ST. LOUIS — In less than a six-minute span during the second period in Calgary on March 26, Andrew Shaw reached Peak Andrew Shaw. He got into a shoving match and took a roughing penalty. He got a scoring chance immediately after stepping out of the penalty box. He took an incredibly dumb slashing penalty. He scored a goal. All in a row, one after the other.
Good and bad. Smart and foolish. The best of timing, the worst of timing.
“It’s tough sometimes,” Shaw shrugged the next day. “You lose your head a little bit, and you take a dumb penalty. But when you make stupid mistakes like that, you have to work to earn your way back.”
That’s why Joel Quenneville loves Shaw so much, and why he’s always had a longer leash than most Hawks. For every mind-numbing thing Shaw does — and there are many — he usually atones with his effort, his sheer force of will.
No Hawks player does more with less than Shaw. He doesn’t have Marian Hossa’s size. He doesn’t have Patrick Kane’s hands. He doesn’t have Jonathan Toews’ temperament. But the twice-undrafted Shaw is a two-time Stanley Cup champion, a 20-goal scorer, a playoff hero, a fan favorite. He can play on the top line or the fourth line with equal impact. He’s far more than just the Hawks’ agitator.
“People don’t realize how good of a player he is,” said Blues defenseman Kevin Shattenkirk.
Now Shaw is coming off the worst-timed mental lapse of his career. His unnecessary interference penalty with 2:04 left in Game 4 cost the Hawks a chance to tie the game and potentially the series. And his inexcusable use of a homophobic slur at the official who called the penalty cost him Game 5, as the Hawks faced elimination Thursday night without one of the few guys who had been effective against the Blues.
And he might not get the chance to redeem himself this time.
Shaw will be a restricted free agent after the season, and unless he’s willing to take a massive hometown discount — certainly less than half what he’d get on the open market — then Shaw’s foolish penalty and despicable outburst could be how his Hawks career ends, depending on what happened in Game 5 at Scottrade Center.
And that would be a shame. What Shaw said was awful, hurtful and undermined everything the NHL stands for as a league that has been at the forefront of inclusion for LGBT people. And let’s be honest, if that’s the first word that comes out of his mouth when his emotions get the best of him, then it’s surely not the first time he’s said it.

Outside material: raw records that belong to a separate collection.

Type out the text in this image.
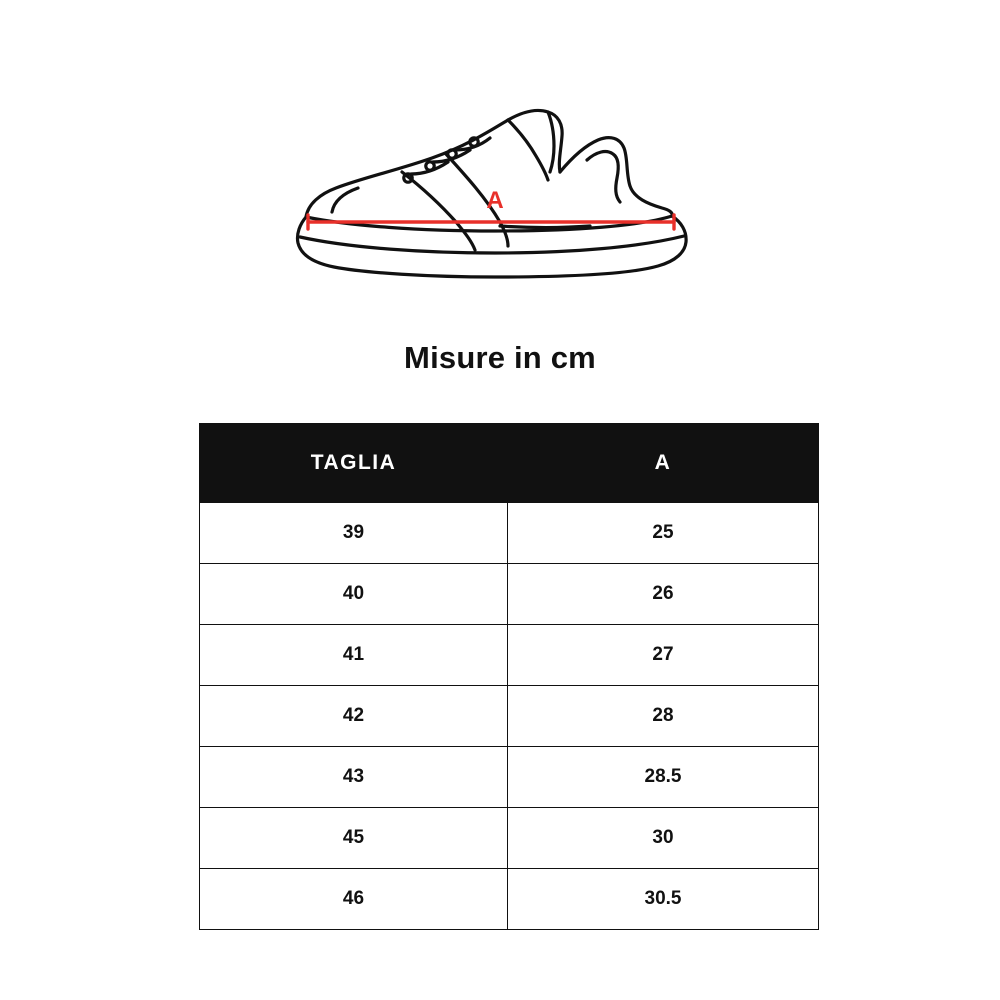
A
Misure in cm
TAGLIA	A
39	25
40	26
41	27
42	28
43	28.5
45	30
46	30.5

But it shouldn’t paint Shaw as a bad guy, or as a hateful guy. Misguided and childish in terms of his vocabulary, sure. But Shaw’s obvious contrition during his apology on Wednesday, his insistence that he’d never use the word again — as well as his extensive work in the community, with injured Chicago Cougars junior hockey player Matt Olson, and for the Blackhawks’ admirable “What’s Your Goal?” campaign — underscore what kind of person Shaw is. There’s a reason his teammates and coaches — the people who know him best — love him and speak so highly of him.
Shaw made a mistake. A terrible one. With significant ramifications on and off the ice.
But it shouldn’t be his legacy. Regardless of what happens next in the series and in his career, Shaw should be remembered fondly in Chicago as the always dedicated, sometimes maddening, and, yes, flawed person that he is. He deserves a chance to atone for something stupid, as he’s done so many times on the ice. He’s earned that much.